Many of us build up college teams every preseason, looking back at the previous season and guessing what the strengths and weaknesses of each team will be. This is nothing more than speculation, yet many a fan turns that speculation (if positive) into expectations. These expectations lead fans to believe that they know that their team is the best, simply because this reporter said this or that magazine said that.
The point I'm trying to make is this: All of the preseason magazines and speculation happens without a single snap. Sometimes that speculation is right, but more often than not, it's wrong. Wasn't Georgia preseason number one a couple years ago? How did that turn out? Without a single game occurring, I could say that Washington State is going to the Rose Bowl. Some fans might be excited and some might just plain think I have no clue what I'm talking about. (By the way, Washington State isn't going to the Rose Bowl).
When the season starts, things are uncovered about teams. The season exposes the winners (LSU), the losers (TCU), and the surprises (Clemson). But it also exposes things on an even smaller level. It can reveal exciting new talent, problems with teams and a myriad of other things. While I could go on all day, breaking down what we've learned about every team up to this point in the season, I'm going to focus on one.
That team is Nebraska. There was certainly a lot of speculation surrounding this team, mostly about the new offense. The following are five surprises that very few, if any, people could have speculated about in the preseason.
While one could have predicted a small letdown with the departure of Gomes, Hagg, Amukamara, and Thenarse, no one could have predicted this. Nebraska's secondary is one of the worst of the Bo Pelini-era. There are many excuses for this, the main one being youth. Sure, Alfonzo Dennard is back and locks down his side of the field, but the rest of it has holes big enough to land a helicopter in.

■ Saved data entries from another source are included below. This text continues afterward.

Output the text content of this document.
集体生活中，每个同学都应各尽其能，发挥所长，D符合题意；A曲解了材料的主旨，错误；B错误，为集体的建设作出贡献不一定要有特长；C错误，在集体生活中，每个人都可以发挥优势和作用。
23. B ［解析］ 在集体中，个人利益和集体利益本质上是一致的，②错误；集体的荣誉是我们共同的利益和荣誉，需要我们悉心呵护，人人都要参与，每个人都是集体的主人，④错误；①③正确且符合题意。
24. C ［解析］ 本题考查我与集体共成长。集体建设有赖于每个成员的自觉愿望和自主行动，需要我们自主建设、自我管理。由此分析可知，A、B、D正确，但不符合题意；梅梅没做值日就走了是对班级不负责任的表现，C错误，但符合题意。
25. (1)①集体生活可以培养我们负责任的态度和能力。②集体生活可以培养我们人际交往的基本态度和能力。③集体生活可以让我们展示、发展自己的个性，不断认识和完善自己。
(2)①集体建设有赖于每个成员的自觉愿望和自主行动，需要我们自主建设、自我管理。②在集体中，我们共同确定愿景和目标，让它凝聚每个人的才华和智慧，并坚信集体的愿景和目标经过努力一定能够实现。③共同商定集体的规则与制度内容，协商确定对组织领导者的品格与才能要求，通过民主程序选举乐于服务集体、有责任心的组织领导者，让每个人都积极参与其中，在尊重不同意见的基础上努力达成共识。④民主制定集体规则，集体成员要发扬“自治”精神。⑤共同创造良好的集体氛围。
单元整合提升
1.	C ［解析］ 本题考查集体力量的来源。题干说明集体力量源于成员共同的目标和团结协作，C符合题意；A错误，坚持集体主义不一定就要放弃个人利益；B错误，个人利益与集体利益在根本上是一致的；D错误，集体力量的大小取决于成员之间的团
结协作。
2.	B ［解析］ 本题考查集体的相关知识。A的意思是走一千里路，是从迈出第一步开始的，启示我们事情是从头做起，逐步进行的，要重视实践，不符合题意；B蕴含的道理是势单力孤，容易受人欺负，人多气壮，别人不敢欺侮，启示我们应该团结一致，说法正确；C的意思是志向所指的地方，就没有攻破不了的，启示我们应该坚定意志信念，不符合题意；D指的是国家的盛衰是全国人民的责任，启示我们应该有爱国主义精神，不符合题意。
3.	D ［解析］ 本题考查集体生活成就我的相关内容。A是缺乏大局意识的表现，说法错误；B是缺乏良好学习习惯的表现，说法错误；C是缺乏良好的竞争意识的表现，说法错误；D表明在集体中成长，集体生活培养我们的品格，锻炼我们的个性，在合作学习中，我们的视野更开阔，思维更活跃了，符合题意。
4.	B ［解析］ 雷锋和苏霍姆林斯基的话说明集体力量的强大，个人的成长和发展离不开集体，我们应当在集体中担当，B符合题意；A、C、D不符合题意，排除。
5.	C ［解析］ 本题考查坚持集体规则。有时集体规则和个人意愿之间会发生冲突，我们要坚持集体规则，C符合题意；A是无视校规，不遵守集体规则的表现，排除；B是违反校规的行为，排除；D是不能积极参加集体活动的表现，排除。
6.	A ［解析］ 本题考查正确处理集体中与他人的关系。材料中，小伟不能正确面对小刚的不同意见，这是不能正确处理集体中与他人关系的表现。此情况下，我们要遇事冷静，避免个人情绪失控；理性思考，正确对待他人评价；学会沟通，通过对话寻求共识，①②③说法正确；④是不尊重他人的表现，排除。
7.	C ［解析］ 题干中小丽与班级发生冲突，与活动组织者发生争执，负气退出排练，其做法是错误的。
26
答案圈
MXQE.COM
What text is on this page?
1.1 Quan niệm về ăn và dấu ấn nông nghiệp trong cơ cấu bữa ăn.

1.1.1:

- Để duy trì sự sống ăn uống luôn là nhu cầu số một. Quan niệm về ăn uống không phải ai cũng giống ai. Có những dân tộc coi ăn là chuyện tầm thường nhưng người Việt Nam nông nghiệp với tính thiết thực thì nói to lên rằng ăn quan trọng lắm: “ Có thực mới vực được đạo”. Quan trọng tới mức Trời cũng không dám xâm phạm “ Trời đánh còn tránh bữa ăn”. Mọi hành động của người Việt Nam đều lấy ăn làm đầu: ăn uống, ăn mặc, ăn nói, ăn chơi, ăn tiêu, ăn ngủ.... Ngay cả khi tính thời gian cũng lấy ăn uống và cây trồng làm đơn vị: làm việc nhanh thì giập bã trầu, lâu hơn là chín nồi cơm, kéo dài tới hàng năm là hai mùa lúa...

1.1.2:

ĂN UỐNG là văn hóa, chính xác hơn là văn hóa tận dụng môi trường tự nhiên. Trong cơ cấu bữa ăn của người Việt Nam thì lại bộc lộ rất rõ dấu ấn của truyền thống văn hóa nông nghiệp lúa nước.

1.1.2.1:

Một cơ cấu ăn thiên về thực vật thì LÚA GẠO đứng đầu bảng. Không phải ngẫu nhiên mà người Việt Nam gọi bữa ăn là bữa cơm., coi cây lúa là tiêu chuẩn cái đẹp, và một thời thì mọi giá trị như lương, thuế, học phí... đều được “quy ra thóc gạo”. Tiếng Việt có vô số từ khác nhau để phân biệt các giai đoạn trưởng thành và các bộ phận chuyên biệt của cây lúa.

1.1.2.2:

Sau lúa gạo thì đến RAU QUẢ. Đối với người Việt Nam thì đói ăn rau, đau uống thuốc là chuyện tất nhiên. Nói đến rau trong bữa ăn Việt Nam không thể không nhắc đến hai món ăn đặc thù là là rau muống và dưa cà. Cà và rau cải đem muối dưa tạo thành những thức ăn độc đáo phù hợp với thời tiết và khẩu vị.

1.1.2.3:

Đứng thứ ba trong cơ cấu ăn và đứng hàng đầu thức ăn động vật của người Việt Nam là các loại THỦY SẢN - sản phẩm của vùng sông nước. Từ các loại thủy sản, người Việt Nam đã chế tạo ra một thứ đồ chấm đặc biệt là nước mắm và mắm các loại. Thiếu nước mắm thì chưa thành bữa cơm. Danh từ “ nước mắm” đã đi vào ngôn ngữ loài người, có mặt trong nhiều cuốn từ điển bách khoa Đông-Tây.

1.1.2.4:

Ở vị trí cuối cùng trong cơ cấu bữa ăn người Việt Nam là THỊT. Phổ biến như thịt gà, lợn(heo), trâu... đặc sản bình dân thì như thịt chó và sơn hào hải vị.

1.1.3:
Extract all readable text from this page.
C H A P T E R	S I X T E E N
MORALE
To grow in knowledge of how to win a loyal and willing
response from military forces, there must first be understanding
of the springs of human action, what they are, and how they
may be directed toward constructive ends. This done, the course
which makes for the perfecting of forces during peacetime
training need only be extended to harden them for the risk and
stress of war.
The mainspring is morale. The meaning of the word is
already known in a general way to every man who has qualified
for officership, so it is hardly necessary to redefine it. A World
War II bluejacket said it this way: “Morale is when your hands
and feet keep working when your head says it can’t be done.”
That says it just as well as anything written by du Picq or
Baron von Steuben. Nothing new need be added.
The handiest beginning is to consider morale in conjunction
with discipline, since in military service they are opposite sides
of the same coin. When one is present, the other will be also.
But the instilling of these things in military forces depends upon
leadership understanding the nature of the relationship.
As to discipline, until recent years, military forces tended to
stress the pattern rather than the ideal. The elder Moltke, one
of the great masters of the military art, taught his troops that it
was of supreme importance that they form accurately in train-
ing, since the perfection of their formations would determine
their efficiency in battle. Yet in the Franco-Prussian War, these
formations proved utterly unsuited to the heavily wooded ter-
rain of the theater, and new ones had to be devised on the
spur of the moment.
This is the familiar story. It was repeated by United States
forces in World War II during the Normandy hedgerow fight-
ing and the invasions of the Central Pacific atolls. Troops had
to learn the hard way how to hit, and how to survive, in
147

The defense was supposed to be a strength for Nebraska this year. That was speculation, but then again this whole article could be considered speculation, as there's the off chance that the secondary will get better.
Only time will tell, but right now the state the is in secondary comes as a major shock to many fans.
Many thought Nebraska's kicking game would suffer without the leg of Alex Henery. They couldn't have been more wrong. Maher, despite the unrealistic expectations placed on him by his pre-mentioned predecessor, has performed pretty well.
Maher has missed a couple long ones that Henery in all likelihood would have made, but it's his first year. Cut him some slack.
Maher is one of the better surprises on this Husker team.
When Ameer Abdullah's decision to come to Nebraska was announced, there wasn't much fanfare. Abdullah wasn't a highly-touted recruit, most likely the reason no one made a big deal about his commitment.
But what he has done on special teams is impressive. Nebraska now has a legitimate home run threat on both kickoffs and punts. Ameer, like Maher, is a pleasant discovery.
Fans of Nebraska saw what some of the new talent at receiver could do in the spring, but they had no idea how good it could be. Nebraska's receiving corps is comprised of very speedy guys.
Jamal Turner and Kenny Bell have been equally impressive, often burning defenders for the deep ball. Brandon Kinnie had a slow start to his season but has quietly been getting his numbers.
This year receiver is actually a strength of the Husker offense, if only there was a more consistent way of getting it in their hands.
One thing that has consistently plagued the Huskers for the last couple of years was penalties. Though it's still early in the season, Nebraska has done pretty well limiting the number of penalties they've received.
Only time will tell if they can keep limiting their mistakes. They did convert to their old selves against Wisconsin, racking a good deal of penalties.